D’autres hypothèses font référence à une évolution discontinue des schémas morphogénétiques chez les primates, les modifications successives allant toutes dans le même sens pour aboutir irrémédiablement au plan d’organisation propre au genre humain. Ce type de raisonnement donne volontiers la priorité à l’évolution du cerveau sur l’acquisition de la bipédie ; il est enrichissant mais n’évite qu’imparfaitement de glisser vers une vision finaliste de l’évolution dans laquelle l’Homme apparaîtrait comme l’aboutissement d’un « projet » biologique. La « théorie du grand attracteur » est significative de cette façon de voir.

Il est possible, enfin, de faire la synthèse entre la théorie de la savane et celle du grand attracteur, en « gommant » au passage leurs aspects les moins documentés ou les plus hasardeux, et en s’appuyant sur quelques acquisitions récentes de la génétique moléculaire du développement. C’est l’hypothèse de la « protéine du silence », qui associe la notion d’ évolution discontinue à celle de la sélection graduelle.

P. 224.

— La théorie de la protéine du silence, qui propose une bonne recette pour devenir un singe vertical (et pour diffuser et développer cette aptitude), s’appuie sur la découverte, chez la drosophile d’une petite protéine très spéciale. La protéine de choc thermique HSP 90 a été mise en évidence en 1999 par Susan Lindquist et Suzanne Rutherford de l’Université de Chicago ; c’est une protéine « chaperonne » qui contrôle les changements de conformation — c’est-à-dire l’activité — d’autres protéines, codées par des gènes architectes et impliquées dans la morphogenèse au cours du développement.

Lorsque les gènes architectes sont touchés par des mutations, ils codent des protéines du développement dont la conformation est aberrante. Dans des conditions d’environnement habituelles, HSP 90 se fixe sur ces protéines anormales et restaure une conformation fonctionnelle. Des mutations touchant les gènes architectes peuvent donc être transmises de génération en génération et s’accumuler dans le génome, sans jamais s‘exprimer et sans que la morphogenèse des organismes successifs soit perturbée.

Lors d’un stress, provoqué par des modifications brusques de l’environnement, HSP 90 n’est plus en mesure de jouer son rôle. Les mutations mises en réserve dans le génome, et qui étaient jusqu’alors demeurées silencieuses, s’expriment toutes à la fois au cours du développement, provoquant une morphogenèse atypique.
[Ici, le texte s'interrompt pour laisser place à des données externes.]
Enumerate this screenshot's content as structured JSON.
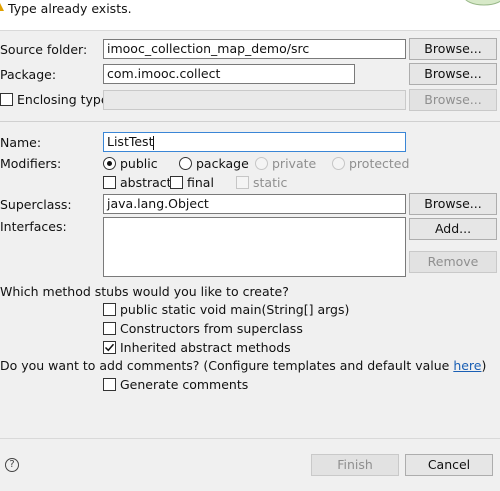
{
  "header": {
    "message": "Type already exists."
  },
  "form": {
    "source_folder": {
      "label": "Source folder:",
      "value": "imooc_collection_map_demo/src",
      "browse": "Browse..."
    },
    "package": {
      "label": "Package:",
      "value": "com.imooc.collect",
      "browse": "Browse..."
    },
    "enclosing_type": {
      "label": "Enclosing type:",
      "checked": false,
      "value": "",
      "browse": "Browse..."
    },
    "name": {
      "label": "Name:",
      "value": "ListTest"
    },
    "modifiers": {
      "label": "Modifiers:",
      "radios": [
        {
          "label": "public",
          "selected": true,
          "enabled": true
        },
        {
          "label": "package",
          "selected": false,
          "enabled": true
        },
        {
          "label": "private",
          "selected": false,
          "enabled": false
        },
        {
          "label": "protected",
          "selected": false,
          "enabled": false
        }
      ],
      "checkboxes": [
        {
          "label": "abstract",
          "checked": false,
          "enabled": true
        },
        {
          "label": "final",
          "checked": false,
          "enabled": true
        },
        {
          "label": "static",
          "checked": false,
          "enabled": false
        }
      ]
    },
    "superclass": {
      "label": "Superclass:",
      "value": "java.lang.Object",
      "browse": "Browse..."
    },
    "interfaces": {
      "label": "Interfaces:",
      "add": "Add...",
      "remove": "Remove"
    },
    "method_stubs": {
      "question": "Which method stubs would you like to create?",
      "options": [
        {
          "label": "public static void main(String[] args)",
          "checked": false
        },
        {
          "label": "Constructors from superclass",
          "checked": false
        },
        {
          "label": "Inherited abstract methods",
          "checked": true
        }
      ]
    },
    "comments": {
      "question_prefix": "Do you want to add comments? (Configure templates and default value ",
      "link": "here",
      "question_suffix": ")",
      "generate_label": "Generate comments",
      "generate_checked": false
    }
  },
  "footer": {
    "help": "?",
    "finish": "Finish",
    "cancel": "Cancel"
  },
  "colors": {
    "link": "#1a5fb4",
    "focus_border": "#3a86d6",
    "warning": "#e0a000"
  }
}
Si on admet que les observations effectuées chez la drosophile peuvent être généralisées (ce qui n’est pas démontré), cela signifie que des anomalies du développement ne résultent pas nécessairement de façon directe de modifications affectant l’environnement, mais qu’elles pourraient en quelque sorte préexister et se manifester à l’occasion d’un événement particulier. Les gènes mutés dormants accumulés chez divers individus constitueraient une sorte de « réserve évolutive », susceptible de répondre à une situation qui met l’espèce en difficulté, en donnant naissance à un foisonnement d’espèces nouvelles, morphologiquement différentes, et dont certaines pourront être en mesure de s’adapter à une situation différente.

P. 229.
Acheté chez Pêle-Mêle à Bruxelles début janvier 2018.